Nitrous oxide has been investigated extensively with regard to many different primary outcomes. From our search, we did not find any randomized clinical trials that handled our outcomes as primary outcomes. In most cases, we were extracting data that were reported incidentally. The disadvantage of this is that the study design would not have been intended for our outcomes. Moreover, because our outcomes were incidental for many of these trials, we retrieved some of our data from email correspondence with authors. There were 117 publications that were eligible based on trial type, population and intervention. Of these, we were unable to contact 63. It is possible that this approach to data collection introduces bias; perhaps those whom we could not contact represent a different population of studies.
Our systematic review demonstrated the high number of outcomes—both surrogate and clinical—that have been considered in randomized controlled trials investigating nitrous oxide. This list does not include outcomes examined in observational studies, such as environmental issues and staff exposure, which would extend its size further. The length of this list reflects how many different outcomes have been considered relevant to nitrous oxide.
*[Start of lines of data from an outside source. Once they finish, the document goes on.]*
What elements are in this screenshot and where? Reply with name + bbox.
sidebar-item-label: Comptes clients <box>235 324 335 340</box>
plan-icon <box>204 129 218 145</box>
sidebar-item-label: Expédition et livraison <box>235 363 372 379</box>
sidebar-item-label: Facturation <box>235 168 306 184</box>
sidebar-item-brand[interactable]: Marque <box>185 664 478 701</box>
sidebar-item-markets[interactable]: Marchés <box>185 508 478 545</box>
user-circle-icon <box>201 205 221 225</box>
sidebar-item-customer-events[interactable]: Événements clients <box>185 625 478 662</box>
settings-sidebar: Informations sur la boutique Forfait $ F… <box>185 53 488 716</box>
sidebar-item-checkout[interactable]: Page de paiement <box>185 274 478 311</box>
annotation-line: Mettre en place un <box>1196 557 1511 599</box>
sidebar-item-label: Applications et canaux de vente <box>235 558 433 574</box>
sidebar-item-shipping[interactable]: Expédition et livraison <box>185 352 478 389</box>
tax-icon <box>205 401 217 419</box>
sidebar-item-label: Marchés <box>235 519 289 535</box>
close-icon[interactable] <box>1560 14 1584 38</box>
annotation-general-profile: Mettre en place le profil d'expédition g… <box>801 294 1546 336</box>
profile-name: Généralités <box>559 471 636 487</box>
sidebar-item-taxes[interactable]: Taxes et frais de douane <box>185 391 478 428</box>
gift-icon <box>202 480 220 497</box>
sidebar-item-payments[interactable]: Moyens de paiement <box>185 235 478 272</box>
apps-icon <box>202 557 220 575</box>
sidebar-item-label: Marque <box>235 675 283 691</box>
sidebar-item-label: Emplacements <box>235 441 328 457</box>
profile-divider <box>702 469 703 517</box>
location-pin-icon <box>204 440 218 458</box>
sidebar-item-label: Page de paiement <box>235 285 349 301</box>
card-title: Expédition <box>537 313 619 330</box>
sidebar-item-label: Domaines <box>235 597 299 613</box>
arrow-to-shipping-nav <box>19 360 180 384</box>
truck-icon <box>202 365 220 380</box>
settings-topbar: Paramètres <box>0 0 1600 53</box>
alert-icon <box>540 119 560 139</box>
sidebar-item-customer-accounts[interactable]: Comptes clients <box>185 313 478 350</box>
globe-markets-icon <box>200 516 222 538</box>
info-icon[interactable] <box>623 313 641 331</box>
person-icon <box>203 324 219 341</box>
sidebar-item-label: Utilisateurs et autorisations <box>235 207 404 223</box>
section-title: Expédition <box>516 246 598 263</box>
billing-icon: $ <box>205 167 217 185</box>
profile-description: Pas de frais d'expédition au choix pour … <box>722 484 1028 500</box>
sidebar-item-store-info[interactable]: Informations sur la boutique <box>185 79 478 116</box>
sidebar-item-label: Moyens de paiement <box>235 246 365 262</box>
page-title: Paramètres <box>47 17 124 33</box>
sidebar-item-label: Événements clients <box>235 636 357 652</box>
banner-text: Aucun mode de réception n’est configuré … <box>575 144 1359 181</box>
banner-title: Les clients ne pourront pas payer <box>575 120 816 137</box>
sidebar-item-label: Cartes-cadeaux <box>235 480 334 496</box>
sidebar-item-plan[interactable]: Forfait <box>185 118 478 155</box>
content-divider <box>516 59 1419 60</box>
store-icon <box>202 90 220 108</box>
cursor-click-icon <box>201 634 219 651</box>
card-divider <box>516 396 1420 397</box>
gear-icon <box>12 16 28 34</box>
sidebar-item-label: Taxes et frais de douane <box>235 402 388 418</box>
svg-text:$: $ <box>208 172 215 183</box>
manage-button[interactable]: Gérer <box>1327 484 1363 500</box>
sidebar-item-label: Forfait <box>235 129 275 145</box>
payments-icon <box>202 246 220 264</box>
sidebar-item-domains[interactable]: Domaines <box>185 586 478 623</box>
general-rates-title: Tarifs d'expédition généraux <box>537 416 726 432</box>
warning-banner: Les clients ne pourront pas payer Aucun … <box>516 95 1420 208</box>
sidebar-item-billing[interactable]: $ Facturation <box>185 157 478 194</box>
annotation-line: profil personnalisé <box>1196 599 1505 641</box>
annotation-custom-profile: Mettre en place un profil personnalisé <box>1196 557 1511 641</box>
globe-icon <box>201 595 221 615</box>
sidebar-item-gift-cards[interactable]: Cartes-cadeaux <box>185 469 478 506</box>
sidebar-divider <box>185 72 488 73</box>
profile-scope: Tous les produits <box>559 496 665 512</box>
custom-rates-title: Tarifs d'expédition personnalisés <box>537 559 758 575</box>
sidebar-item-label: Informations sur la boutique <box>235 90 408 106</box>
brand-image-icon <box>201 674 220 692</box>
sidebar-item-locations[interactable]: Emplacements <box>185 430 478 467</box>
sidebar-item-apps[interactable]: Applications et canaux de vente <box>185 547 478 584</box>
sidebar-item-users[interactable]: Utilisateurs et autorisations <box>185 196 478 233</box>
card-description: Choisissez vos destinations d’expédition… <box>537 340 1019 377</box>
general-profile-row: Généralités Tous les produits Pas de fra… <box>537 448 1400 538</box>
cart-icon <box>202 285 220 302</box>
Assessing the merits of using this drug involves evaluating the strength of evidence for how nitrous oxide affects each relevant outcome. Advantageous outcomes can then be weighed up against the disadvantageous and a judgement can be made about the merits of using the drug.
While many outcomes can alter in their relative importance, depending on circumstances and individual judgement, mortality and cardiovascular complications are always important. In most situations, these outcomes would be considered more important than all others. If nitrous oxide does not affect mortality or cardiovascular complications, then the merits of its use lie with the balance of other outcomes. If nitrous oxide does affect these important outcomes, then this information should profoundly affect whether this drug is used. Our systematic review has demonstrated that we currently do not have robust evidence for how nitrous oxide affects mortality and cardiovascular complications. We can say neither that it does not have an effect nor that it does. This lack of evidence leaves a striking hole. We look forward with interest, therefore, to the results of ENIGMA II and to the continued debate on the role of nitrous oxide in modern anaesthetic practice.